Silence fell again. Ysabeau stood.
“Marthe put you in the Forest Room, Diana. It is next to Matthew’s bedchamber,” she said. “If you are finished with the tea, I will take you upstairs. You should rest for a few hours before you tell us what you require.”
“Thank you, Ysabeau.” I put the cup and saucer on the small round table at my elbow. I wasn’t finished with my tea, but its heat had quickly dissipated through the fragile porcelain. As for what I required, where to start?
Together Ysabeau and I crossed the foyer, climbed the graceful staircase up to the first floor, and kept going.
“You will have your privacy on the second floor,” Ysabeau explained. “There are only two bedrooms on that level, as well as Matthew’s study and a small sitting room. Now that the house is yours, you may arrange things as you like, of course.”
“Where are the rest of you sleeping?” I asked as Ysabeau turned onto the second-floor landing.
“Phoebe and I have rooms on the floor above you. Marthe prefers to sleep on the lower ground floor, in the housekeeper’s rooms. If you feel crowded, Phoebe and I can move into Marcus’s house. It is near St. James’s Palace, and once belonged to Matthew.”
“I can’t imagine that will be necessary,” I said, thinking of the size of the house.
“We’ll see. Your bedchamber.” Ysabeau pushed open a wide, paneled door with a gleaming brass knob. I gasped.

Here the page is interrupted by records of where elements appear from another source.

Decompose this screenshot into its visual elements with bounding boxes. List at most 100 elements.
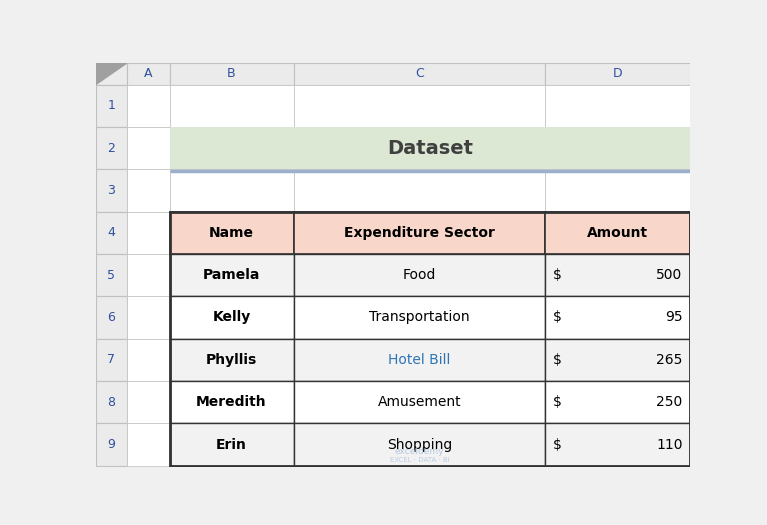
Text: $: $ <box>553 353 562 367</box>
Bar <box>127 296 170 339</box>
Text: Food: Food <box>403 268 436 282</box>
Text: 7: 7 <box>107 353 115 366</box>
Bar <box>127 63 170 85</box>
Bar <box>294 339 545 381</box>
Bar <box>127 339 170 381</box>
Bar <box>170 254 294 296</box>
Bar <box>294 296 545 339</box>
Text: 265: 265 <box>657 353 683 367</box>
Bar <box>170 169 294 212</box>
Bar <box>545 381 690 423</box>
Bar <box>294 339 545 381</box>
Text: 2: 2 <box>107 142 115 154</box>
Bar <box>96 296 127 339</box>
Text: Name: Name <box>209 226 254 240</box>
Text: 500: 500 <box>657 268 683 282</box>
Bar <box>127 423 170 466</box>
Bar <box>170 423 294 466</box>
Bar <box>127 212 170 254</box>
Text: 95: 95 <box>665 310 683 324</box>
Bar <box>170 423 294 466</box>
Bar <box>96 381 127 423</box>
Bar <box>294 127 545 169</box>
Bar <box>127 127 170 169</box>
Bar <box>294 423 545 466</box>
Bar <box>294 212 545 254</box>
Bar <box>96 85 127 127</box>
Text: 3: 3 <box>107 184 115 197</box>
Text: EXCEL · DATA · BI: EXCEL · DATA · BI <box>390 457 449 463</box>
Bar <box>96 339 127 381</box>
Bar <box>96 212 127 254</box>
Text: Amount: Amount <box>588 226 648 240</box>
Bar <box>545 339 690 381</box>
Bar <box>96 254 127 296</box>
Bar <box>545 296 690 339</box>
Bar <box>170 381 294 423</box>
Bar <box>170 127 294 169</box>
Bar <box>545 212 690 254</box>
Bar <box>170 85 294 127</box>
Bar <box>294 85 545 127</box>
Text: Dataset: Dataset <box>387 139 473 157</box>
Bar <box>545 169 690 212</box>
Bar <box>545 254 690 296</box>
Bar <box>545 127 690 169</box>
Text: Shopping: Shopping <box>387 437 452 452</box>
Bar <box>294 254 545 296</box>
Text: 8: 8 <box>107 396 115 408</box>
Text: 6: 6 <box>107 311 115 324</box>
Bar <box>96 423 127 466</box>
Bar <box>294 169 545 212</box>
Text: Meredith: Meredith <box>196 395 267 409</box>
Bar <box>170 254 294 296</box>
Text: 9: 9 <box>107 438 115 451</box>
Bar <box>170 212 294 254</box>
Text: $: $ <box>553 268 562 282</box>
Text: Transportation: Transportation <box>369 310 469 324</box>
Bar <box>170 339 294 381</box>
Bar <box>170 381 294 423</box>
Bar <box>170 212 294 254</box>
Bar <box>96 169 127 212</box>
Bar <box>545 254 690 296</box>
Bar <box>294 381 545 423</box>
Bar <box>545 296 690 339</box>
Text: D: D <box>613 67 623 80</box>
Text: Expenditure Sector: Expenditure Sector <box>344 226 495 240</box>
Bar <box>294 63 545 85</box>
Text: 4: 4 <box>107 226 115 239</box>
Bar <box>127 169 170 212</box>
Bar <box>545 423 690 466</box>
Text: 5: 5 <box>107 269 115 281</box>
Text: exceldemy: exceldemy <box>395 447 444 456</box>
Bar <box>96 63 127 85</box>
Text: A: A <box>144 67 153 80</box>
Bar <box>545 381 690 423</box>
Bar <box>127 254 170 296</box>
Bar <box>170 296 294 339</box>
Text: Kelly: Kelly <box>212 310 251 324</box>
Bar <box>170 339 294 381</box>
Bar <box>170 127 690 169</box>
Bar <box>96 127 127 169</box>
Bar <box>294 212 545 254</box>
Text: 1: 1 <box>107 99 115 112</box>
Bar <box>294 296 545 339</box>
Bar <box>294 381 545 423</box>
Bar <box>127 85 170 127</box>
Text: C: C <box>415 67 424 80</box>
Polygon shape <box>96 63 127 85</box>
Bar <box>170 296 294 339</box>
Bar <box>545 423 690 466</box>
Bar <box>545 85 690 127</box>
Text: 110: 110 <box>656 437 683 452</box>
Text: $: $ <box>553 310 562 324</box>
Bar <box>294 423 545 466</box>
Text: Hotel Bill: Hotel Bill <box>388 353 451 367</box>
Text: $: $ <box>553 395 562 409</box>
Text: Amusement: Amusement <box>377 395 461 409</box>
Text: B: B <box>227 67 235 80</box>
Bar <box>127 381 170 423</box>
Text: 250: 250 <box>657 395 683 409</box>
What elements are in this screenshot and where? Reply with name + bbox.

Everything in the room was in shades of green, silver, pale gray, and white. The walls were papered with hand-painted depictions of branches and leaves against a pale gray background. Silver accents gave the effect of moonlight, the mirrored moon in the center of the ceiling’s plasterwork appearing to be the source of the light. A ghostly female face looked down from the mirror with a serene smile. Four depictions of Nyx, the personification of night, anchored the four quadrants of the room’s ceiling, her veil billowing out in a smoky black drapery that was painted so realistically it looked like actual fabric.
Silver stars were entangled in the veiling, catching the light from the windows and the mirror’s reflection.
“It is extraordinary, I agree,” Ysabeau said, pleased by my reaction. “Matthew wanted to create the effect of being outside in the forest, under a moonlit sky. Once this bedchamber was decorated, he said it was too beautiful to use and moved to the room next door.”
Ysabeau went to the windows and drew the curtains open. The bright light revealed an ancient four-poster, canopied bed set into a recess in the wall, which slightly minimized its considerable size.
The bed hangings were silk and bore the same design as the wallpaper. Another large-scale mirror topped the fireplace, trapping images of trees on the wallpaper and sending them back into the room.
The shining surface reflected the room’s furniture, too: the small dressing table between the large windows, the chaise by the fire, the gleaming flowers and leaves inlaid into the low walnut chest of drawers. The room’s decoration and furnishings must have cost Matthew a fortune.